Wo sind die besten Forex Tradingchancen 2011?
Trader und Anleger, die in den letzten Wochen und Monaten nach Möglichkeiten suchten, eine eindeutige oder wenigstens volatile Bewegung zu handeln, wurden manches Mal auf eine harte Geduldsprobe gestellt. Die Indizes standen nicht nur für Tage, sondern gleich für Wochen still.

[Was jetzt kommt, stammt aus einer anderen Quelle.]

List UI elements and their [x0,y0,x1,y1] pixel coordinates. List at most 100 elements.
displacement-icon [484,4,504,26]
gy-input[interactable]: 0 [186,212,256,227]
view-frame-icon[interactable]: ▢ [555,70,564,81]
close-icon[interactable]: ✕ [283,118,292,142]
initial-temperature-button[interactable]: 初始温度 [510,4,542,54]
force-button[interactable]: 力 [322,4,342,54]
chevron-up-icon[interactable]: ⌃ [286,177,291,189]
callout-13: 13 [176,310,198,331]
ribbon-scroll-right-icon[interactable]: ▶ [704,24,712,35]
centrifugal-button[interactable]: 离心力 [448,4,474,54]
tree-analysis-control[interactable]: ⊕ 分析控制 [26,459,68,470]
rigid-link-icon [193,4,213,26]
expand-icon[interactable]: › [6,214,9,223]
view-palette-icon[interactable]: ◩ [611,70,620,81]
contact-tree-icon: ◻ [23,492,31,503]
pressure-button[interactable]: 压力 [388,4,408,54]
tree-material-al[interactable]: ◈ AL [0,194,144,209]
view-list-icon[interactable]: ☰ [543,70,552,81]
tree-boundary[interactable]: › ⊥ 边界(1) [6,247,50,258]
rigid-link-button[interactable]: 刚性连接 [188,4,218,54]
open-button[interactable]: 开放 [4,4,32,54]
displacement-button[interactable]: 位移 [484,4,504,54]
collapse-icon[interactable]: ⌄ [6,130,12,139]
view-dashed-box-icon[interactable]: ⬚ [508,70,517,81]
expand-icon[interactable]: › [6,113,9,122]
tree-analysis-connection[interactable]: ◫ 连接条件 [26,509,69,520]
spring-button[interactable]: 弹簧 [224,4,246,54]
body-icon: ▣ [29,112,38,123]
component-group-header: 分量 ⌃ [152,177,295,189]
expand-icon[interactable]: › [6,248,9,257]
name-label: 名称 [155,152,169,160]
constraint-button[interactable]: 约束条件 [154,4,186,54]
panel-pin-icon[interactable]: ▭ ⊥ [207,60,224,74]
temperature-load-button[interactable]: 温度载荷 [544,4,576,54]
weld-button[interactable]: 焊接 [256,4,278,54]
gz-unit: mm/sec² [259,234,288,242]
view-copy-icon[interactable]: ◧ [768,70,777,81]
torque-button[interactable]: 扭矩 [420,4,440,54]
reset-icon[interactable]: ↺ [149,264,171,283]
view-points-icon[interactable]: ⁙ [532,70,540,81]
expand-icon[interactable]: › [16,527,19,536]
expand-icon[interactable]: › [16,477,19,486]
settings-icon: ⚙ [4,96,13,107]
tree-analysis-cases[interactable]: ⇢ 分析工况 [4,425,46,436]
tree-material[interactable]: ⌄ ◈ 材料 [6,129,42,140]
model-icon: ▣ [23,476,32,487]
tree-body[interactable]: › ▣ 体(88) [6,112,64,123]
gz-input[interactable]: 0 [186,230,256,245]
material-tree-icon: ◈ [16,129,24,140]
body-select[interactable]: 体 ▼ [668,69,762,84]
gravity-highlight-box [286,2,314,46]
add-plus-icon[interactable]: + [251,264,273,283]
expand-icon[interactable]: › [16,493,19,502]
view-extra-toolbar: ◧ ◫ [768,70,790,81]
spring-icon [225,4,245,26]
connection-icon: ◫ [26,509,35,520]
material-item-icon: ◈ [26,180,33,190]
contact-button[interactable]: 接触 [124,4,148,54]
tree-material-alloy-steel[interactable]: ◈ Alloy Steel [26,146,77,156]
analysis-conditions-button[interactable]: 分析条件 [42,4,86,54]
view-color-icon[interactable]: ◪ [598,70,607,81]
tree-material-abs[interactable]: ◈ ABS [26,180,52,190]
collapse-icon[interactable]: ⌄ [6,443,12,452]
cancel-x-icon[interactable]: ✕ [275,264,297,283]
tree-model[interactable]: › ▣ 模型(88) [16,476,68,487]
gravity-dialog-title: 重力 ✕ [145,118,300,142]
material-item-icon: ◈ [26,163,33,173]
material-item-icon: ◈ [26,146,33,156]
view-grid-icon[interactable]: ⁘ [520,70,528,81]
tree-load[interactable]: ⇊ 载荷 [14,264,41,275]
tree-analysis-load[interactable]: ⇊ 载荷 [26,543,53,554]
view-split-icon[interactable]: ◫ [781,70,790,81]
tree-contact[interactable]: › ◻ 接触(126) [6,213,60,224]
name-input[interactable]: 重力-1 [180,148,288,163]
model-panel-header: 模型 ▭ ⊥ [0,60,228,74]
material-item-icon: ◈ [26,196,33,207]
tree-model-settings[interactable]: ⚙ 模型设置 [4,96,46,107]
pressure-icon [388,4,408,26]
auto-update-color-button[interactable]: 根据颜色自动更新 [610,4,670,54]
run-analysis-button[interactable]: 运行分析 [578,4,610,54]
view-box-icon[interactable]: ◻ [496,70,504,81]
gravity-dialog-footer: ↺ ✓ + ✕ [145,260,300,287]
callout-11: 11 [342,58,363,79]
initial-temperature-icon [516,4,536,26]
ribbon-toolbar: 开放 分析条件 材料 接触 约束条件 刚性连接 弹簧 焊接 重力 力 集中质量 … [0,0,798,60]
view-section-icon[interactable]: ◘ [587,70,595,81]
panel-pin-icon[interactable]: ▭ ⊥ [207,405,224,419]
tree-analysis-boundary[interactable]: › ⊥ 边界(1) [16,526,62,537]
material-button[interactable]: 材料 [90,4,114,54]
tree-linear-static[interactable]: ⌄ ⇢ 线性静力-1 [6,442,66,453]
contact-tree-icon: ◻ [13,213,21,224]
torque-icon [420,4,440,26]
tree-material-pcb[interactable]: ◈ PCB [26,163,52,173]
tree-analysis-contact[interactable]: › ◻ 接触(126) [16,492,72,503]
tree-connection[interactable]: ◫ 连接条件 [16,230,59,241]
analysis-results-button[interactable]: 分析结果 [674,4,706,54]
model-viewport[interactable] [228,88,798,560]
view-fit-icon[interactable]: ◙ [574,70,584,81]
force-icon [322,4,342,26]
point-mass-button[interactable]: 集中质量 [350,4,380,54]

Optimismus in der Wirtschaft hin oder her - der Dax hat sich im gesamten Dezember bis heute (27.12.2010), vom kurzen Ausflug über 7000 Punkte abgesehen, gerade mal um 70 Punkte bewegt, nicht viel besser sieht es beim Dow Jones aus. Das Gold ist seit ein bis zwei Wochen sozusagen unberechenbar, Finger weg, und das Öl steht still wie die Indizes. Der Euro ranged gegen den Dollar seitwärts. Das ist kein Wunder: Es sind zwei schwache Währungen, die man gegeneinander handeln würde. Der Dollar ist durch die amerikanische Rezession angeschlagen, der Euro durch die Schuldenkrisen in Griechenland, Irland, Portugal und Spanien.
Vier Tage vor Weihnachten fiel der Eurodollar in die Spanne zwischen 1,32 bis 1,305 und misst sie seither mit schöner Regelmäßigkeit tagtäglich von oben bis unten aus. Wenn man sich darauf verlassen kann, ist das nicht weiter schlimm: Wer der Swing traden möchte, steigt bei 1,308 long und zwischen 1,3160 - 1,3180 short ein. Allerdings besteht immer die Gefahr, dass sich das Auf und Ab in kleine Einzelbewegungen aufsplittet, wie am 23.12. geschehen, dann in der Mitte stillsteht und man hernach von einem Overnight-Gap erwischt wird, was über die Feiertage besonders prekär ausfallen kann (nämlich vom 23.12. zu heute Montag, dem 27.12.). Viel schöner wäre es doch, irgendwo einen halbwegs eindeutigen Trend zu sehen.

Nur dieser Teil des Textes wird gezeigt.